SÃO PAULO - A coordenadora do Programa Nacional de DST-Aids, Mariangela Simão, admitiu que o governo não tem condições de cumprir a promessa de distribuir anualmente 1 bilhão de camisinhas. A meta, anunciada em anos anteriores, não chegou nem perto de ser atingida. Em 2005, foram distribuídas 251 milhões de preservativos e, em 2006, 253,7 milhões.

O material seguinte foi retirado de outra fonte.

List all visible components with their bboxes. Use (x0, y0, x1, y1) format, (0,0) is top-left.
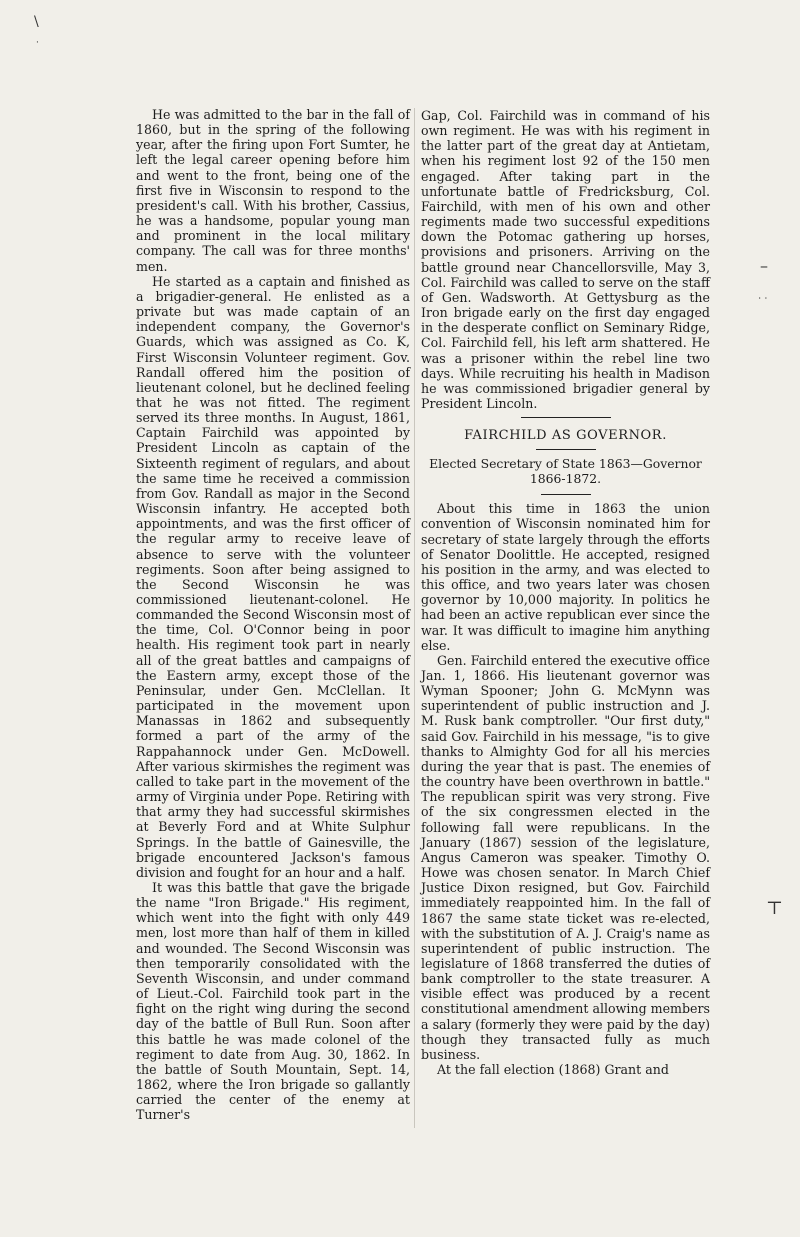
section-heading: FAIRCHILD AS GOVERNOR. (464, 428, 667, 444)
rule-below-heading (536, 449, 596, 450)
margin-mark-top: \ (34, 14, 39, 30)
right-paragraph-3: At the fall election (1868) Grant and (437, 1062, 669, 1078)
section-subheading: Elected Secretary of State 1863—Governor 1866-1872. (429, 456, 702, 487)
rule-above-heading (521, 417, 611, 418)
right-continuation: Gap, Col. Fairchild was in command of his own regiment. He was with his regiment in the latter part of the great day at Antietam, when his regiment lost 92 of the 150 men engaged. After taking part in the unfortunate battle of Fredricksburg, Col. Fairchild, with men of his own and other regiments made two successful expeditions down the Potomac gathering up horses, provisions and prisoners. Arriving on the battle ground near Chancellorsville, May 3, Col. Fairchild was called to serve on the staff of Gen. Wadsworth. At Gettysburg as the Iron brigade early on the first day engaged in the desperate conflict on Seminary Ridge, Col. Fairchild fell, his left arm shattered. He was a prisoner within the rebel line two days. While recruiting his health in Madison he was commissioned brigadier general by President Lincoln. (421, 108, 710, 411)
margin-mark-right-3: ⊤ (766, 898, 783, 919)
margin-mark-right-1: – (760, 256, 768, 275)
margin-mark-dot: · (36, 38, 39, 48)
margin-mark-right-2: ᐧ ᐧ (758, 292, 768, 305)
right-column (421, 108, 710, 1077)
right-paragraph-1: About this time in 1863 the union convention of Wisconsin nominated him for secretary of state largely through the efforts of Senator Doolittle. He accepted, resigned his position in the army, and was elected to this office, and two years later was chosen governor by 10,000 majority. In politics he had been an active republican ever since the war. It was difficult to imagine him anything else. (421, 501, 710, 653)
left-paragraph-3: It was this battle that gave the brigade the name "Iron Brigade." His regiment, which went into the fight with only 449 men, lost more than half of them in killed and wounded. The Second Wisconsin was then temporarily consolidated with the Seventh Wisconsin, and under command of Lieut.-Col. Fairchild took part in the fight on the right wing during the second day of the battle of Bull Run. Soon after this battle he was made colonel of the regiment to date from Aug. 30, 1862. In the battle of South Mountain, Sept. 14, 1862, where the Iron brigade so gallantly carried the center of the enemy at Turner's (136, 879, 410, 1123)
right-paragraph-2: Gen. Fairchild entered the executive office Jan. 1, 1866. His lieutenant governor was Wyman Spooner; John G. McMynn was superintendent of public instruction and J. M. Rusk bank comptroller. "Our first duty," said Gov. Fairchild in his message, "is to give thanks to Almighty God for all his mercies during the year that is past. The enemies of the country have been overthrown in battle." The republican spirit was very strong. Five of the six congressmen elected in the following fall were republicans. In the January (1867) session of the legislature, Angus Cameron was speaker. Timothy O. Howe was chosen senator. In March Chief Justice Dixon resigned, but Gov. Fairchild immediately reappointed him. In the fall of 1867 the same state ticket was re-elected, with the substitution of A. J. Craig's name as superintendent of public instruction. The legislature of 1868 transferred the duties of bank comptroller to the state treasurer. A visible effect was produced by a recent constitutional amendment allowing members a salary (formerly they were paid by the day) though they transacted fully as much business. (421, 652, 710, 1062)
column-gutter (414, 108, 415, 1128)
rule-below-subheading (541, 494, 591, 495)
left-column (136, 107, 410, 1122)
left-paragraph-2: He started as a captain and finished as a brigadier-general. He enlisted as a private but was made captain of an independent company, the Governor's Guards, which was assigned as Co. K, First Wisconsin Volunteer regiment. Gov. Randall offered him the position of lieutenant colonel, but he declined feeling that he was not fitted. The regiment served its three months. In August, 1861, Captain Fairchild was appointed by President Lincoln as captain of the Sixteenth regiment of regulars, and about the same time he received a commission from Gov. Randall as major in the Second Wisconsin infantry. He accepted both appointments, and was the first officer of the regular army to receive leave of absence to serve with the volunteer regiments. Soon after being assigned to the Second Wisconsin he was commissioned lieutenant-colonel. He commanded the Second Wisconsin most of the time, Col. O'Connor being in poor health. His regiment took part in nearly all of the great battles and campaigns of the Eastern army, except those of the Peninsular, under Gen. McClellan. It participated in the movement upon Manassas in 1862 and subsequently formed a part of the army of the Rappahannock under Gen. McDowell. After various skirmishes the regiment was called to take part in the movement of the army of Virginia under Pope. Retiring with that army they had successful skirmishes at Beverly Ford and at White Sulphur Springs. In the battle of Gainesville, the brigade encountered Jackson's famous division and fought for an hour and a half. (136, 273, 410, 880)
left-paragraph-1: He was admitted to the bar in the fall of 1860, but in the spring of the following year, after the firing upon Fort Sumter, he left the legal career opening before him and went to the front, being one of the first five in Wisconsin to respond to the president's call. With his brother, Cassius, he was a handsome, popular young man and prominent in the local military company. The call was for three months' men. (136, 107, 410, 274)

Os números são menores do que os de 2003, quando 259 milhões de camisinhas foram distribuídas a programas de prevenção. "O número de 1 bilhão é impraticável. Não temos nem mesmo como garantir a certificação de um lote dessas proporções", afirmou Mariangela, que assumiu a coordenação do programa em 2006.
O controle de qualidade prévio das camisinhas é indispensável para que a distribuição seja autorizada. Atualmente, a certificação é feita por duas instituições que, juntas, podem analisar entre 60 milhões e 80 milhões de unidades por mês. "Gostaríamos de distribuir 500 milhões de preservativos por ano. Esta cifra já seria o ideal."
Mas como está difícil atingir mesmo esse número, mais pé no chão. Depois da Operação Vampiro, que desbaratou um esquema de fraudes na aquisição de insumos e medicamentos no Ministério da Saúde, a distribuição de preservativos passou a ser feita de forma irregular. ONGs passaram a denunciar a falta do produto, indispensável para prevenção, em vários postos de distribuição.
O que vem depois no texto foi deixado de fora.